On other occasions, however, and perhaps more frequently, the needs of people are far more difficult to perceive. The leader may notice instances of nuanced behaviour changes, some employees keeping their distance or changes to normal office behaviour that creep in, but for the most part, the needs are largely left unexpressed and submerged beneath the veil of corporate culture. These needs are discussed of course, but not directly with the leader. They surface in corridor conversations, in the tea/coffee rooms and rest areas or form part of the company grapevine, the same of which can be so destructive to healthy relationships and teamwork. Needs, left unresolved, may “simmer” at first, but typically grow into “monsters” over time.

Most needs, although not true of all issues, have relatively simple solutions. The following pointers may assist the leader in understanding employees’ needs more frequently and acting on them:

  • Build healthy relationships with employees – in the context of good relationships, need surfaces. Most employees are hesitant to voice concerns when relational distance exists. Get to know the respective family contexts of your staff and most importantly, demonstrate that you care.
  • Listen intently – force yourself to put your agenda aside for the first five minutes of any conversation and just listen reflectively. Listening is a skill and needs practise. Ask relevant questions and listen not only for what is being said, but also for what is being meant. Listen “between the lines”.
  • Have “crucial conversations” often – move into ambiguous space (a discussion of which you don’t know how a person will respond) frequently. I remember speaking to my employees when I worked within a banking corporation, often asking them questions like: “Where would you like to be in the next five years or so?” Some used to tease me and suggested that they would like to occupy my position.
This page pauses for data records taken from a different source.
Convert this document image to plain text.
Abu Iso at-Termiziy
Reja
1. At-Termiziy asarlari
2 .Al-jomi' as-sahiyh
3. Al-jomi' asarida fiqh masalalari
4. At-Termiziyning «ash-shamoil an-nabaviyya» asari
Smilingly, (as I knew that I would have been promoted if they occupied my position), I would answer them: “I would love you to have my position”. I would then follow up and ask if they knew what qualifications were required for the position and then offered my assistance to help them getting there. When employees sense that you care for their welfare, they are much more open to share needs with you.
  • Once needs surface, facilitate a conversation on the issue and work on possible options together – a leader never has to be a sole solution-provider. Facilitating options places the responsibility for possible solutions back in the lap of the employee. It also demonstrates that the employee has a very definite responsibility in making necessary changes to create better circumstances.
  • Act on obstacles that can be removed – a leader is not always aware of obstacles that stand in the way of employee productivity and success. Once these surface, however, act immediately to remove these barriers. Some examples of these obstacles could include: eliminating unnecessary reports, giving someone embarking on a course of study access to the corporate library, granting flexi-time, developing a care centre for small children of employees within the corporate building, including employees in decision-making processes, etc.
  • Follow up on progress – always revisit issues to assess levels of satisfaction and whether or not the designed solutions actually worked. Redesign solutions if necessary and implement again.

In the workplace, unresolved issues and pressing needs may not be evident initially, but the leader needs to discover them and facilitate solutions to grow the culture appropriately. Engaging employees meaningfully and, as leader, acting on potential solutions with them leads to an environment of trust and respect.